Ich habe von anderen Athleten gehört, wie großartig die Stimmung und Atmosphäre im Olympischen Dorf sein soll. Es muss ein ganz starkes Wir-Gefühl unter allen Sportlern herrschen, das es bei anderen Wettkämpfen nicht gibt. Aber ich versuche, gar nicht so viel darüber nachzudenken, ich will mich überraschen lassen.
Sie haben eben Sport als sehr wichtigen Lebensinhalt beschrieben. Inwieweit hat Ihr Wakeboard-Unfall mit der anschließenden Unterschenkelamputation darauf Einfluss gehabt?
Mir hat der Sport ungemein geholfen, indem er mir gezeigt hat, dass ich gar nicht so eingeschränkt bin. Im Krankenhaus habe ich mir am Anfang schon einen Kopf gemacht, dass ich nie wieder Sport treiben werden kann. Meine Familie und Freunde und die Ärzte haben mich aber schnell wieder aufgemuntert, und nach kurzer Zeit habe ich mir das Ziel gesetzt, wieder auf dem Wakeboard zu stehen. Ein paar Wochen nach der Reha habe ich das auch geschafft, und heute treibe ich mehr Sport als vor dem Unfall.
Ohnehin scheint der Unfall Ihr Leben in vielerlei Hinsicht auch positiv beeinflusst zu haben. Neben Ihrer Sportlerkarriere arbeiten Sie heute als Orthopädiemechaniker …
Das stimmt. Ich hatte nicht geplant, diesen Beruf zu ergreifen. Ich wusste, ehrlich gesagt, gar nicht, was ich werden will. Aber durch den guten Kontakt zu einem Sanitätshaus in meiner schwäbischen Heimatstadt Donzdorf fragte mich irgendwann mein Techniker, ob ich mir nicht vorstellen könnte, als Orthopädiemechaniker zu arbeiten. So begann ich die Ausbildung, was ich bis heute nicht bereue. Denn es ist ein großer Vorteil, dass ich selbst Hand anlegen kann, wenn etwas nicht richtig funktioniert. Allgemein kann ich beim Bauen von Prothesen gut nachvollziehen, worauf ich beim Tragekomfort achten muss. Ich mag meinen Beruf sehr, sehr gerne.
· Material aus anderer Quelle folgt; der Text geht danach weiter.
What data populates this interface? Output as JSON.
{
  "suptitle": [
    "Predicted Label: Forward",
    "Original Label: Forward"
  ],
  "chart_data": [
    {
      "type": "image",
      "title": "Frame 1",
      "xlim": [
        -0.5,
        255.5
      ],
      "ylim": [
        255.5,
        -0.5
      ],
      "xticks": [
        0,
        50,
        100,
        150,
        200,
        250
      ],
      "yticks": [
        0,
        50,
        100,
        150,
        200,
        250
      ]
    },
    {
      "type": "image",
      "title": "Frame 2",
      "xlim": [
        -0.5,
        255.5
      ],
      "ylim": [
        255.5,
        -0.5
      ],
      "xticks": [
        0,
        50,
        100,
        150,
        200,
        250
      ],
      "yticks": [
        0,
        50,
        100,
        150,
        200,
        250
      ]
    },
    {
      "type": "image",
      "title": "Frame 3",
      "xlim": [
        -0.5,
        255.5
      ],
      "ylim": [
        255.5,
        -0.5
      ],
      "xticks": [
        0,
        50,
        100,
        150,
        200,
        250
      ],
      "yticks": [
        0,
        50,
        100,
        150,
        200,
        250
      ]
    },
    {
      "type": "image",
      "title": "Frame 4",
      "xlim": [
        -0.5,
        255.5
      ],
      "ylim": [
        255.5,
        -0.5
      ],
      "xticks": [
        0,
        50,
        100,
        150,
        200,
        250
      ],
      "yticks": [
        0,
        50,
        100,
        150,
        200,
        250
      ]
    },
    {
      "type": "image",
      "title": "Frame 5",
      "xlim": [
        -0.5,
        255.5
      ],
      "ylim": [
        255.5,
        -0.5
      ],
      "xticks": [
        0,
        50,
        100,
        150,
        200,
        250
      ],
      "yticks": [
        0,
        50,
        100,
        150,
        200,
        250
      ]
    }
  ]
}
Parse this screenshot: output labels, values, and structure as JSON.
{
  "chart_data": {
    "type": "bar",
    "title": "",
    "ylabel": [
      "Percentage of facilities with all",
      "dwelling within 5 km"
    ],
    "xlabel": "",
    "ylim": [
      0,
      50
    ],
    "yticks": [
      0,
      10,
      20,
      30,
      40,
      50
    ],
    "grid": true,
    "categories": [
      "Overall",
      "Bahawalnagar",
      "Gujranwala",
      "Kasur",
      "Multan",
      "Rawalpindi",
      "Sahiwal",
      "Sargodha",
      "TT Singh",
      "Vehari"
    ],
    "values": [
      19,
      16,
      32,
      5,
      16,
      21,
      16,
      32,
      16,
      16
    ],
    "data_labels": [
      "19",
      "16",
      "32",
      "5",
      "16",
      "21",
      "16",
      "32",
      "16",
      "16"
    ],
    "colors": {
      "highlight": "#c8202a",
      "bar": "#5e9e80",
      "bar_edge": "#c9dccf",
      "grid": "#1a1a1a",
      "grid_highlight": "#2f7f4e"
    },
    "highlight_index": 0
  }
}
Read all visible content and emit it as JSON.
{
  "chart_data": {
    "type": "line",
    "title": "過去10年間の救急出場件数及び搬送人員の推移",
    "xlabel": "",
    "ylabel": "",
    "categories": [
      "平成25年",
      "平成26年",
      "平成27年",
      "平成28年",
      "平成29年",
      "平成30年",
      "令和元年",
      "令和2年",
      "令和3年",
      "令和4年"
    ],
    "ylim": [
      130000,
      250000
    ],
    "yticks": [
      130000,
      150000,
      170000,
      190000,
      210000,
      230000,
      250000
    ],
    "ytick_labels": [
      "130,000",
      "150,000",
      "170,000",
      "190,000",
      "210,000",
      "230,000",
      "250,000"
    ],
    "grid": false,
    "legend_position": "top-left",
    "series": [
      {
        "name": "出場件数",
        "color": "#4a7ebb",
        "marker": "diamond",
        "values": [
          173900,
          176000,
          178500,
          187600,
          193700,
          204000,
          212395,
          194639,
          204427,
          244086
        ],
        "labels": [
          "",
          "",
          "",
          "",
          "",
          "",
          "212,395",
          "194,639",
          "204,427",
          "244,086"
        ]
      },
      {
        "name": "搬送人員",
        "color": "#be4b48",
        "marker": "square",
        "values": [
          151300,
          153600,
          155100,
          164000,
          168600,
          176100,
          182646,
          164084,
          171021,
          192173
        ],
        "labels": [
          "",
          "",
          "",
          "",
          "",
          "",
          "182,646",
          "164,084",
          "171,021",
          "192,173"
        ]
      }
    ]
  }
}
Jetzt kommen Sie am 15. September zum Tag des Handwerks nach Kiel. Worauf können sich die Kieler freuen?
Ich habe mich sehr über die Einladung gefreut und hoffe, dass ich eine Medaille aus London mitbringen werde. Und natürlich werde ich als Repräsentant des Zentralverbands des Deutschen Handwerks Rede und Antwort stehen.
Waren Sie schon mal in Kiel?
Einmal, das ist aber lange her. Ich werde das Wochenende um den Besuch beim Tag des Handwerks nutzen, um mir die Region Kiel genauer anzuschauen. Meine Freundin kommt aus Ratzeburg, und ihre Schwester wohnt gerade zum Studium in Kiel. Wir werden uns ein paar schöne Tage machen.
Zur Person
Markus Rehm, geboren am 22. August 1988, verlor 2003 seinen rechten Unterschenkel, nachdem ihn ein Motorboot beim Wakeboarden übersehen und überfahren hatte. Markus schöpfte schnell wieder Lebenskraft. Eine wasserfeste Prothese ermöglichte ihm wieder zu wakeboarden und andere Sportarten auszuüben. 2008 wurde er auf einer Messe von einem Athleten von Bayer Leverkusen angesprochen und legte nach einem Sichtungslehrgang dann mit der Leichtathletik richtig los.
Mittlerweile ist der 24-Jährige dreifacher Deutscher Meister im Weitsprung, Europameister 2012 im 100-Meter-Lauf sowie Weitsprung und holte mehrere Medaillen bei Weltmeisterschaften des internationalen Sportverbandes für Rollstuhlathleten und amputierte Athleten.